When Siobhan was writing the History of WordPress book, she was worried that WPCandy could go offline — as it “was becoming particularly degraded” while she was writing — so she personally scraped a backup of the site with a tool called SiteSucker.

SiteSucker finds URLs, logs them, and backs up the source HTML. Similar work can be done with wget, for those that know how to utilize it. It’s my understanding that various individuals have done this with a number of other WordPress websites as well.

For WordPress sites, I know WP Tavern’s forums still exist offline, and Siobhan tells me she even has a backup of the old b2 forums (the software which WordPress was forked from). I’d also guess Justin Tadlock still has a backup somewhere of his forums. I’d love to see these, and other “lost” sites have a public place where the archives can be maintained.

Self-hosted backups

Another method to fight link rot is to backup linked sources as we create new content. Harvard’s Berkman Center is currently beta testing what will be a commercial tool, called Amber, to fight link rot. In the news industry specifically, the source URLs for linked content can contain significant context for a post, making link rot on old posts particularly damaging to the piece that links them, assuming additional context will be available to the reader.

amber-link-rot-saver

Amber stores the source HTML, much like Archive.org, wget, or SiteSucker, but stores it on the host site’s servers. Meaning, if I were using it here right now, each link in this post would have an associated HTML document on my server to preserve the link and the content therein. The tool then detects 404s if the link rots in the future, and offers up a cached version from my own server.

Obviously a tool like Amber is not a small investment. It would require news organizations to have more server resources at the least, but it would be an important investment to protect the integrity of source content.

The Amber website cites that 49% of links in United States Supreme Court decisions are dead, and that over 135,000 Wikipedia source links are dead. These numbers alone are staggering, and prove a very good point. I can’t imagine what the ratios of dead links are for longstanding newspapers like The New York Times, and others.

Amber will be available for WordPress and Drupal, or most platforms that support Apache or Nginx. I’m really, really excited about this tool. I know it will cost money (in resources at least, as I’m not sure if it’ll be a commercial product), but if enough people adopt it, it could really help save a lot of future data. I’m very interested in it for Post Status, as a number of blogs and companies I cover go away if they are not successful upon launch (when I often cover them).

Why fighting link rot is important

We don’t know what items being published today will be important tomorrow.  What we do know is that future politicians, world leaders, and to-be significant individuals and organizations are publishing online today. And when these people or organizations are in significant positions, we will want to know their pasts and opinions.
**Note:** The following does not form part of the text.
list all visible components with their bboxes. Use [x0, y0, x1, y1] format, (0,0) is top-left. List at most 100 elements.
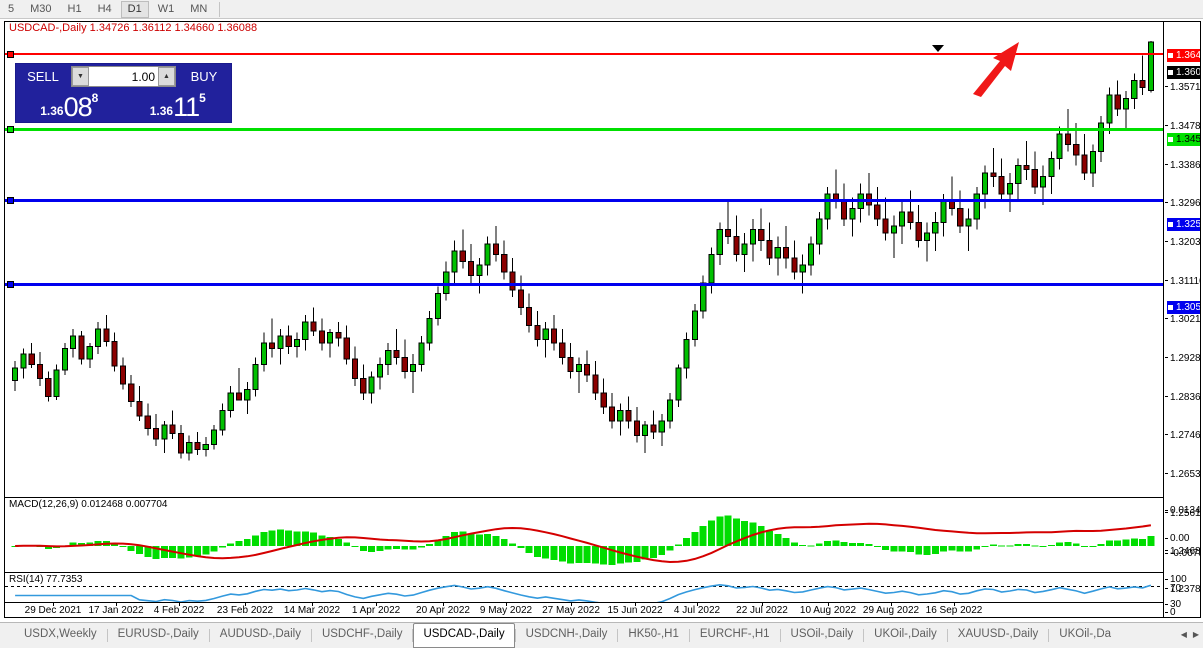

Perhaps more importantly, cultures, subcultures, and events being documented online may not have any offline version. The web has a beautiful advantage over other mediums like television and newspapers, in that storage of historical data is much simpler, and easier to search. The web enables our timeframe of life on earth to be the most documented in all of human existence.

It is our responsibility as publishers to protect our own content, but also the content of others. I’m reminded how easy it is now because of how hard such efforts are on other mediums. I once read a story about Marion Stokes (also, NPR version), who recorded 35 years of TV news on her own — news that would have been lost without her monumental and perhaps compulsive efforts.

We also have a responsibility as site owners to keep our content up even past when we may hang up our hats. Within our various niche communities, we should be making efforts to document and keep the past.

In the case of WordPress, we’re cataloguing software that powers nearly 25% of the web, and growing. There are important stories being told today that may be educational to future publishers, documentarians, or simply interested individuals. You never know when our content will matter again, but it might, and therefore we should take strides to keep it.